The Counterfeiters, to give the film its Anglicized title, is an intelligent, if a little too underplayed, drama based on one of the most audacious attempts at financial sabotage ever undertaken. The plan: for Nazi Germany to flood the British and American markets with fake currency, thus precipitating economic collapse in the Allied countries. The workforce carrying out this particular task comprised prisoners-of-war in the Sachsenhausen camp, one of whom, our protagonist Salomon Sorowitsch, a Jewish master counterfeiter, was rescued from certain death from the concentration camps. In Sachsenhausen they are kept in much better conditions than other prisoners-of-war as reward for their efforts to help the regime, though this puts them in a morally questionable position.
The film nicely presents us with Salomon’s dilemma, a somewhat Catch-22-like situation: successfully complete the forgery, and end up rendering his position redundant, which would inevitably result in his execution, or fail to complete the task, which would ultimately lead to a similar fate. Salomon is not the only one facing this ‘choice’: another of the counterfeiting team, Adolf Burger, has made his choice and repeatedly sabotages the operation in order to hinder the Nazi plan, much to Salomon’s distress. But does his motivation to succeed derive from a desire for self-preservation, or a blinkered desire to prove to himself that he can perform one of the greatest forgeries of all-time? We must remember that these men are still alive only because of the usefulness of their talents, yet application of these talents ultimately perpetuates the war machine which captured them in the first place.

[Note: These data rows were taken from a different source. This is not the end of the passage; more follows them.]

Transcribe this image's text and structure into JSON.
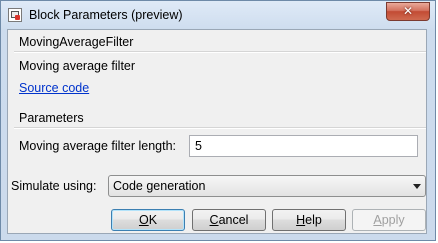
{
  "window": {
    "title": "Block Parameters (preview)",
    "close_label": "✕"
  },
  "block": {
    "name": "MovingAverageFilter",
    "description": "Moving average filter",
    "source_link": "Source code"
  },
  "parameters": {
    "header": "Parameters",
    "filter_length_label": "Moving average filter length:",
    "filter_length_value": "5"
  },
  "simulate": {
    "label": "Simulate using:",
    "selected": "Code generation"
  },
  "buttons": {
    "ok": {
      "label": "OK",
      "underline": "O",
      "rest": "K"
    },
    "cancel": {
      "label": "Cancel",
      "underline": "C",
      "rest": "ancel"
    },
    "help": {
      "label": "Help",
      "underline": "H",
      "rest": "elp"
    },
    "apply": {
      "label": "Apply",
      "underline": "A",
      "rest": "pply"
    }
  }
}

The position of Salomon is paralleled with his one of his captors, SS Officer Friedrich Herzog, who shares a similar philosophy with him; that ultimately we are confined to act in our own self-interest, no matter what the consequences for others. In a dramatic sense, we are made to feel little sympathy for Sal, and idealistically side with Burger. Yet the film makes us aware that, while this is the choice the viewer has no heistation to make in the comfort of the cinema, in the real world many of us would take the easy option and appease our captors if it led to an easier, more comfortable life; this, the film argues, is precisely the kind of resignation to apparent inevitabilty that allowed the Nazi regime to maintain power over Germany in the 1930s and 40s.
The film handles its subject in a very unflashy non-melodramatic way, and it is not sentimental about the war as so often these sorts of films can be. This does, however, have the effect of making the film seem a little flat and unengaging; while the story is an interesting one, sometimes there is not enough there to sink one’s teeth into properly, and I felt a little underwhelmed by the end. However, this is nitpicking, and I would much rather a serious film like this was handled understatedly, rather than in the sickly over-sentimental way of films like The Shawshank Redemption. Die Fälscher is a film that succeeds in telling its story in an admirable and genuinely thought-provoking way.